BSc/MSci project ideas

The Software Development Team at King's College London develops programming languages and tools for them, often in collaboration with industry. If you have a genuine interest in programming, you should strongly consider choosing one of the projects below; if you merely want to survive your project, you probably want to look elsewhere for less challenging projects.

Each project will be associated with Laurence Tratt and a member of the Software Development Team so that you will have additional expert technical supervision. Projects in previous years have made contributions to projects such as Eco and PyPy, meaning that your project has the potential to be of genuine use beyond the confines of your degree. Some of the projects also have a strong research component and could potentially lead to research papers. Contact Laurence Tratt to discuss projects further. Please note that I will only supervise projects from the list below.

Incremental name binding

The Software Development Team's Eco editor incrementally parses text as the user types, giving it accurate and fast information about the program structure the user is editing. However, modern editors also provide feedback on name binding (e.g. has the user typed in a variable name that is not defined in the current scope?). Eco currently implements NBL to give such feedback. However, this approach is not incremental, and the entire program structure must be rescanned upon every change. In practise, these checks are too slow to be performed on every keystroke and are performed in batches, reducing the quality of feedback the user perceives.

This project's goal is to make name binding analysis in Eco incremental. At first this would involve extending the current implementation to make it minimally incremental, to get a feel for the topic. Once familiarity has been achieved, Spoofax's new name binding theory (which uses a graph structure that is probably more amenable to incrementality) can then be implemented and made incremental.

A faster parser generator in Rust

As part of our wider research, the Software Development Team has constructed the grmtools libraries, which process grammars for parsing computer languages. One of these libraries is lrpar, a Yacc-like parser generator. This means that one can take a grammar for real languages (e.g. Java 7) and create a parser that can take in programs written in that language and parse them.

Currently the compile-time parser is somewhat inefficient, using Serde to serialise large chunks of the system into a user binary. Quite a bit of this information is unneeded, and some of it could be represented more efficiently. This project will therefore move lrpar in the direction of Yacc-like efficiency.

A spreadsheet in Rust

As part of our work on language composition (see e.g. Eco or my 2014 talk at Mozilla SF), we would like to experiment with combining non-textual languages with textual languages. This project will create a simple spreadsheet in Rust, with a basic Gtk or Cairo GUI, and a simple expression language, such that the spreadsheet can be embedded into other programs. Advanced possibilities include creating graph representations of tabular data and having them updated live.

Components for a meta-tracer in Rust

We are currently working on a new research-level meta-tracing system written in Rust (i.e. an alternative, of sorts, to RPython). There are many components to this rapidly moving project (ranging from processor tracing to machine code generation to optimisation), and thus potential to jump in and find a distinct part of the project to work on. Because of the rapidly moving nature of this project, it is hard to say which will be the most appropriate component in advance.

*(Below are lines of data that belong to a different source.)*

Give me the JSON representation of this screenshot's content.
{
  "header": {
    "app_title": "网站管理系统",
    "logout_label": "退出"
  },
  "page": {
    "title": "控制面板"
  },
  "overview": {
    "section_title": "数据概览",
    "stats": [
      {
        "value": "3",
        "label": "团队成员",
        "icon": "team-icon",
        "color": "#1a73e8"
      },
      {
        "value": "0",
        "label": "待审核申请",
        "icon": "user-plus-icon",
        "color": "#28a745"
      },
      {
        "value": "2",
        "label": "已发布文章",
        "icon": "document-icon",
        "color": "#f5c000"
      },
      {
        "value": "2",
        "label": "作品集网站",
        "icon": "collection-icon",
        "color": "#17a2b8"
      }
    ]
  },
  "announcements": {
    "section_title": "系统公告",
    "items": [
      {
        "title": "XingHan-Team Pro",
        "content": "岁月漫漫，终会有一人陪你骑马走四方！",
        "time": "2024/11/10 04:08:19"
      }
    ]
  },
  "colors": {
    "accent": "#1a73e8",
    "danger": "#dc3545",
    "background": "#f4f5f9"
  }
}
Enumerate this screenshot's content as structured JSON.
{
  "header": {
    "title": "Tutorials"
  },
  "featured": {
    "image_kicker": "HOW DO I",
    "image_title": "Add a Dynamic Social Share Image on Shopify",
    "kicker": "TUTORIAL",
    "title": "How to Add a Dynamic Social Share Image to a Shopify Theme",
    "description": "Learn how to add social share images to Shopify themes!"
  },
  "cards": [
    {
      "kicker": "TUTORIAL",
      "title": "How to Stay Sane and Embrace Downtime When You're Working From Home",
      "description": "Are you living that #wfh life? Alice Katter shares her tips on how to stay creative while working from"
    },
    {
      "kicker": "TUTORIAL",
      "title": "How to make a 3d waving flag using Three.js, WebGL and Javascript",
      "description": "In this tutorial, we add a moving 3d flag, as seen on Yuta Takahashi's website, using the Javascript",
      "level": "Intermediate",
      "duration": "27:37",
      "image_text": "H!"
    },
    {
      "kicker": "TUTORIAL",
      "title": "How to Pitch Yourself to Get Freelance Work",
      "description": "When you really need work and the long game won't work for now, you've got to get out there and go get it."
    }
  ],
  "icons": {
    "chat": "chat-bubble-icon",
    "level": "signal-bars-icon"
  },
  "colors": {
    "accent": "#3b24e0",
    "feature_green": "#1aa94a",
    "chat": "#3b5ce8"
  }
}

Extending storage strategies

Storage strategies are used in PyPy to optimize lists, dictionaries, and sets. As the paper we published shows, they are extremely effective, speeding programs up by 18% on average.

However, this optimization has a weak point, which is the fact that adding an element of a different type to a big container that is optimized needs to change the internal representation, which can be very inefficient. A list containing many integers is stored efficiently, but adding a string to it requires work proportional to the size of the list.

The goal of this project is to find approaches for making this less likely to happen. One idea is to take inspiration from Google's V8 kinds, which record which points in a program undergo such transitions, and prevent later collections created from that point being optimised. However, implemented naively, such a mechanism may simply cause many lists to be stored inefficiently, negating storage strategies benefit. More information can be found in the related work section of the storage strategies paper above.

A bitset library based on Vob

Vob (“Vector Of Bits”) is a fast library for representing boolean sequences in Rust. This project will first add a “bitset” library “Sob” (“Set Of Bits”) based on Vob (similar to how bit-set relies on bit-vec). It will then take existing Rust crates which use bit-vec/bit-set and alter them to use vob/sob, benchmarking to ensure that performance has, at a minimum, not been negatively effected.

Extending DynamoRIO to use Processor Trace

DynamoRIO is a system for analysing and altering running binaries. It currently uses a slow, software-based mechanism to identify frequently executed parts of a program. This project will extend DynamoRIO to use Processor Trace (and probably libipt) to move this tracing into hardware, which should lead to a significant performance improvement.

Porting warmup_stats to Rust

The warmup_stats software that forms an important part of our Virtual Machine Warmup Blows Hot and Cold paper (see also the two blogposts on the topic) is written in a mix of Python (with parts using both CPython and PyPy) and R. For the large quantities of data that we now want to use with it, is rather slow. This project will port the Python parts of warmup_stats to Rust.